Diante do exposto, uma pergunta sempre vem a minha mente quando vejo a comparação entre o número de mortos provocado pelos regimes comunista e nazista dentro e fora dos campos de concentração: Por que somente os nazistas foram julgados e punidos pelos seus atos de antissemitismo já que os comunistas cometeram os mesmos crimes?

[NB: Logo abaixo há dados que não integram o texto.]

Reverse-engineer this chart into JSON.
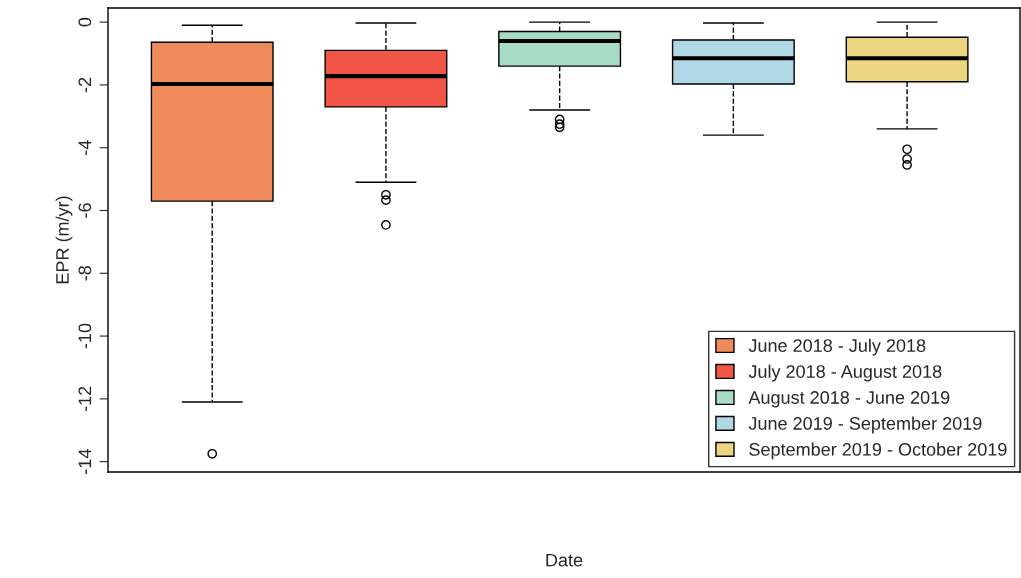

Essa façanha não só foi fruto de um grande trabalho de desinformação, mas também de um mascaramento por parte da elite intelectual. Os intelectuais que apoiaram o nazismo em seus estágios iniciais (intelectuais estes chamados por Eric Voegelin, em sua obra Hitler e os alemães, de intelectuais de ralé ou de iletrados espirituais) não tiveram muita dificuldade em mudar de lado e apoiar sua coirmã totalitária. A justificativa da mudança foi o argumento do mal menor. Conforme Johnson, os intelectuais “encaravam o nazismo como um perigo muito maior, tanto para o seu próprio sistema como para todas as formas de liberdade”. Eles “acreditavam que o fascismo provavelmente se transformaria no sistema de governo predominante na Europa e talvez do mundo todo” e que “a União Soviética parecia ser a única grande potência totalmente antagônica ao fascismo, pronta a ir à luta se necessário”. Assim, “muitos desses intelectuais de esquerda estavam não só preparados para defender as aparentes virtudes do regime de Stálin como também para justificar sua crueldade manifesta”.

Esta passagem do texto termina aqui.